Some parents are toxic to their children because they are sad themselves. They need help too. If you think you have a toxic mother, ask yourself if she does these things:

  • Blaming: Toxic mothers say that everything is your fault. For example, if the house is dirty, they say it is because of you. Even if you did not make the mess.
  • Lack of Empathy or Understanding: Toxic mothers do not care about your problems. Furthermore, they do not try to help you. They only get mad at you. For example, if you do bad in school or sports, they yell at you. They do not ask why or how they can help.
  • Guilt-Tripping: Toxic mothers make you feel bad for not doing what they want. Moreover, they say things like “I did so much for you” or “You are so unthankful”. They want you to do things for them.
  • Shaming: Toxic mothers make you feel bad about yourself. Also, they say things like “You are a failure” or “You should be ashamed of yourself”. They want you to feel small and weak.
  • Gaslighting: Toxic mothers make you doubt yourself and your reality. Additionally, they say things like “You are lying” or “You are too sensitive”. They want you to question your own memory and feelings.
  • Marginalizing: Toxic mothers make you feel alone and unwanted. Besides, they say things like “You do not need friends” or “No one likes you”. They want you to stay away from other people.
  • Scapegoating: Toxic mothers make you feel responsible for their problems and mistakes. Similarly, they say things like “You are the reason I am unhappy” or “You are the cause of all our problems”. They want you to feel guilty and sorry.

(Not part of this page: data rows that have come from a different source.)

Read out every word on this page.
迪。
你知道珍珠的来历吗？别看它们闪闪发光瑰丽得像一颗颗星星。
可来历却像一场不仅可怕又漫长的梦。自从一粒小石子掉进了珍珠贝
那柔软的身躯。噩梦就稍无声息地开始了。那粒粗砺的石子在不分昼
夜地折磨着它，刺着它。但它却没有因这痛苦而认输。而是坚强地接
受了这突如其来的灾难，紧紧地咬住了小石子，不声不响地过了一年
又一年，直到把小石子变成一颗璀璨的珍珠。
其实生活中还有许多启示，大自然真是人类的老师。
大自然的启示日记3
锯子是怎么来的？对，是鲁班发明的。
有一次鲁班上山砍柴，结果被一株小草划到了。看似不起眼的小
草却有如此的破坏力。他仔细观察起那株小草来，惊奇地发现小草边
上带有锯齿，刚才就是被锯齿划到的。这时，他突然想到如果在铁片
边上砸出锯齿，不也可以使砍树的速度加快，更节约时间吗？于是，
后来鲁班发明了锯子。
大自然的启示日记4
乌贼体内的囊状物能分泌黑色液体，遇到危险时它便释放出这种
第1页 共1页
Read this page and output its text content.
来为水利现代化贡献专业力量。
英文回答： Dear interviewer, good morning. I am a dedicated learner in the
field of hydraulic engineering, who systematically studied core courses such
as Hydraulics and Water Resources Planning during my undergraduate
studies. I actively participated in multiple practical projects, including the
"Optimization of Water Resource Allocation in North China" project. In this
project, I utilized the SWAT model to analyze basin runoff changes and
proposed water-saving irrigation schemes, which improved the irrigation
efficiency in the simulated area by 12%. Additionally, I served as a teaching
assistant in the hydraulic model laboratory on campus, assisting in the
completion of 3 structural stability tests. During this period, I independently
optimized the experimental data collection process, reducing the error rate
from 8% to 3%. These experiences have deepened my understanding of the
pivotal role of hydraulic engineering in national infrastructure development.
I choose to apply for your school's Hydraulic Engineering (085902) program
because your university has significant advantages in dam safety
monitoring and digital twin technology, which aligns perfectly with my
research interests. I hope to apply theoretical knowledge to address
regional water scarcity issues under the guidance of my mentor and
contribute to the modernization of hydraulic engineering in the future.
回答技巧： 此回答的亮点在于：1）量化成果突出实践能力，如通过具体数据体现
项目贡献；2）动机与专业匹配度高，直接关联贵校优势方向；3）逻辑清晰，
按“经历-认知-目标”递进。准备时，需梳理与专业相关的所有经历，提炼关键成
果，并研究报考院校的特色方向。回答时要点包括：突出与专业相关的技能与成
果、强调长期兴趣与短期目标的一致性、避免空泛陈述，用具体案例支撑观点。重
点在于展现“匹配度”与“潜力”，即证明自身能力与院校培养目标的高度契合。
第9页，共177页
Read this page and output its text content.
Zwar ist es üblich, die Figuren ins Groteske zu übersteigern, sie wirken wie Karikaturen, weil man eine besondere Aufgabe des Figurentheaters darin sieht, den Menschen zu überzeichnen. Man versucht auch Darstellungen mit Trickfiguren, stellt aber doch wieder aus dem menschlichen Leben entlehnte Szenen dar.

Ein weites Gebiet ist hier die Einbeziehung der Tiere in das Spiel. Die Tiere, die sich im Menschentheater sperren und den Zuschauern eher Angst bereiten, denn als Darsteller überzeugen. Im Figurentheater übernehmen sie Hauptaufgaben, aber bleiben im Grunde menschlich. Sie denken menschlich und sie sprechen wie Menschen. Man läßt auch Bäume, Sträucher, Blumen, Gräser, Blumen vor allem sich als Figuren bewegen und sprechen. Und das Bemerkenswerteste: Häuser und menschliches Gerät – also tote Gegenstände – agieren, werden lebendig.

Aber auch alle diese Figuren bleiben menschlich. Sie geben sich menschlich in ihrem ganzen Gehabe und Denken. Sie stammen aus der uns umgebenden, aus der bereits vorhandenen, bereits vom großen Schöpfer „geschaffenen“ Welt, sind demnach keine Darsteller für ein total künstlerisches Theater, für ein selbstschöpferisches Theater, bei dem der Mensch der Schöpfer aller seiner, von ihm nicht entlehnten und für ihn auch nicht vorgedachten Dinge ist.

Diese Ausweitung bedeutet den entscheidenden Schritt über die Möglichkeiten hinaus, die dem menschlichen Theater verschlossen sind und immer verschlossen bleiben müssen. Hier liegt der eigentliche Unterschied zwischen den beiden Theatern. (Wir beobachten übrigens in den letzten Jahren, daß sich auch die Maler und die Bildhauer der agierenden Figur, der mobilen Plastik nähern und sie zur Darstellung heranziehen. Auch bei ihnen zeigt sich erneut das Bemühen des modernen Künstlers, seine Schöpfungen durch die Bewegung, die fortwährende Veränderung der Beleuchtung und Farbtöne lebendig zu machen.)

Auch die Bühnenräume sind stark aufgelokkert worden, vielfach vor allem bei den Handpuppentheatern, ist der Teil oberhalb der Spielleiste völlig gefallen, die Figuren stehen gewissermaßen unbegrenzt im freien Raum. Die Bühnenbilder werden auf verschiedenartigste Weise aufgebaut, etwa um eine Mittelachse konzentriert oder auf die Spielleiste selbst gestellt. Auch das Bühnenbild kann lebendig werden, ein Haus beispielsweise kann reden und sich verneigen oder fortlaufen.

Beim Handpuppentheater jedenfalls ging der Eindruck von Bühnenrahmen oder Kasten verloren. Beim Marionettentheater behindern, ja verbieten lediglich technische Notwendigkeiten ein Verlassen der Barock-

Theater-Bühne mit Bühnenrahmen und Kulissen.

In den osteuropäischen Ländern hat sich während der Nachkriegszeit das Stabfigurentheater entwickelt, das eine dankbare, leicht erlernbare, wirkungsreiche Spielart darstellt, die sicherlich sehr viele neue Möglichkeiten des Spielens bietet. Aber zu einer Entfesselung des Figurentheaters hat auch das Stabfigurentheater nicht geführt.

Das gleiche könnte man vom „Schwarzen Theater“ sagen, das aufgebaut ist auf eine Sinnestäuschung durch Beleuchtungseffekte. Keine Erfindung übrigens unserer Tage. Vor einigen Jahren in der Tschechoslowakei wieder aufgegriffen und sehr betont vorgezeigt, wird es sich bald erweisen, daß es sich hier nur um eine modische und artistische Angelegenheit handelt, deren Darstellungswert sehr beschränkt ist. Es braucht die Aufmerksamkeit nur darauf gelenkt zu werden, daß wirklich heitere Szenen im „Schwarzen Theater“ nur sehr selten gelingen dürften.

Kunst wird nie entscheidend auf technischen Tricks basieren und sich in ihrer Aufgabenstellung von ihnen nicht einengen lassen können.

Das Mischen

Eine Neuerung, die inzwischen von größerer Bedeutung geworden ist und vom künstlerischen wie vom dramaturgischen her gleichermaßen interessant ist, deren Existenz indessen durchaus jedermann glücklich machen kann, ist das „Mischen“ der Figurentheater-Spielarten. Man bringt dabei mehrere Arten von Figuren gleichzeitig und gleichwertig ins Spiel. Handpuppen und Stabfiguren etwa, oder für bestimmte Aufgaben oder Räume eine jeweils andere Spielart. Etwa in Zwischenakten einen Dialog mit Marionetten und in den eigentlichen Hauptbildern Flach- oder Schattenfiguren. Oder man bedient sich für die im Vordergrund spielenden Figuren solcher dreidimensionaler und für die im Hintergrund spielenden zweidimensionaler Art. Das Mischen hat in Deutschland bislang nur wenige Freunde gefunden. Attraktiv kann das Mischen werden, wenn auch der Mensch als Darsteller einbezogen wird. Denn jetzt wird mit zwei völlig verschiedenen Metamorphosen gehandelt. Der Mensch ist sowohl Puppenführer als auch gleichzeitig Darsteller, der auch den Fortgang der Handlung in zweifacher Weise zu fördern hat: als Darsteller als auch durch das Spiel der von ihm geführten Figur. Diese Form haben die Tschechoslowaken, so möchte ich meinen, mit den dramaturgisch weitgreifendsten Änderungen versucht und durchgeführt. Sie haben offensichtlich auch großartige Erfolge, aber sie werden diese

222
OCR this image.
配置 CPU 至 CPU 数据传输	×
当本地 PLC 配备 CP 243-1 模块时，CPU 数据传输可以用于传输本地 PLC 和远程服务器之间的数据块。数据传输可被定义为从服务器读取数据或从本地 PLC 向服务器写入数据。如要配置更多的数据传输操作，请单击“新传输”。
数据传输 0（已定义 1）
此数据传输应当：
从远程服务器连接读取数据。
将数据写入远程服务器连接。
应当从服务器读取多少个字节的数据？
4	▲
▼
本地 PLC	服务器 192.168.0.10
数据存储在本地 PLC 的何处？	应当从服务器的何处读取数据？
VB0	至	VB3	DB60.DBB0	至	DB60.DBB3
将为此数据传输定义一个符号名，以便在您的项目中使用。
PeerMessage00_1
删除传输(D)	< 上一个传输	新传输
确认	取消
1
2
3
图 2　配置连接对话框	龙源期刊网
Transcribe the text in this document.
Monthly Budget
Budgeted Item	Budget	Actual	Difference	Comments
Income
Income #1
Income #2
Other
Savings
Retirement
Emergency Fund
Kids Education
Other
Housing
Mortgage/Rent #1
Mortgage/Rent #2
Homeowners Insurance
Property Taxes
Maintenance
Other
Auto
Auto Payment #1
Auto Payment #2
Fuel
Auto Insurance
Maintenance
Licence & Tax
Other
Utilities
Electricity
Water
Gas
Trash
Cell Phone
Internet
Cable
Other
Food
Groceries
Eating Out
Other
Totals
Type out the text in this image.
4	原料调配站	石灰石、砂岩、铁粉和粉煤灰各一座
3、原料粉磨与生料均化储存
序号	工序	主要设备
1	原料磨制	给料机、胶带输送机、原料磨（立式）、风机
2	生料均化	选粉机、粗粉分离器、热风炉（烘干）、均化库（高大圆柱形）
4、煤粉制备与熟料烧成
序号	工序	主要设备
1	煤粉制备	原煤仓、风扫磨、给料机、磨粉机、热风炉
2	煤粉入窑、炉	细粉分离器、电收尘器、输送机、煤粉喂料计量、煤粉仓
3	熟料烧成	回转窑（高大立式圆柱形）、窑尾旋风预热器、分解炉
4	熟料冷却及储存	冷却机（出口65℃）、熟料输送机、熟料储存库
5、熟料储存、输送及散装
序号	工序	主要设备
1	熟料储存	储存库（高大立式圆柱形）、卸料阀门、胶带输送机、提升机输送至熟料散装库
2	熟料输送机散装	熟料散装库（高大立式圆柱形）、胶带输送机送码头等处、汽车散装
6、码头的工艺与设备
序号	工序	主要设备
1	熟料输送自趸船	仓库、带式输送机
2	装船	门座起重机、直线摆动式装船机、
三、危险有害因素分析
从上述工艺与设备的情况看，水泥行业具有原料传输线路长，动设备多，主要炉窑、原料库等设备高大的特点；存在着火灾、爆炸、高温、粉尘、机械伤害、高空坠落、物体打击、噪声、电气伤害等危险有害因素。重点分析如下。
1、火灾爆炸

What to Do If You Have a Toxic Mother

Having a toxic mother can be very hard and painful. But there are ways to deal with it and heal from it. Here are some tips on what to do if you have a toxic mother:

  • Set Boundaries: Boundaries are rules that protect you from your mother’s meanness. You can decide what kind of contact you want with her, how often you want to see her, what topics you want to avoid, and what behaviors you will not accept. You can tell her your boundaries clearly and strongly, and keep them no matter what.
  • Seek Support: Support is help from other people who care about you and understand you. You can talk to friends, family members, therapists, support groups, or online communities who can give you empathy, advice, and comfort. You do not have to deal with your mother’s meanness alone.
  • Practice Self-Care: Self-care is doing things that make you happy and healthy. You can do things that relax you, energize you, and feed you. You can also say good things to yourself, be thankful for what you have, pay attention to the present moment, and other things that can help you deal with stress and bad feelings.
  • Heal Your Wounds: Wounds are the hurts that your mother gave you. You can work on healing them by changing the bad thoughts that your mother put in your head, such as “I’m not good enough” or “I don’t deserve love”. You can also work on forgiving yourself and your mother for what happened, not because she is right, but because you want peace.
  • Live Your Life: Living your life is doing what makes you happy and proud. You can follow your goals, passions, hobbies, interests, and dreams without letting your mother’s meanness stop you. You can also make good relationships with people who respect you, support you, and love you for who you are.

Conclusion

A toxic mother does not care about your feelings. She is mean and selfish. She can hurt you a lot. But there are ways to deal with it and heal from it. By setting boundaries, seeking support, practicing self-care, healing your wounds, and living your life, you can beat your mother’s meanness and be happy.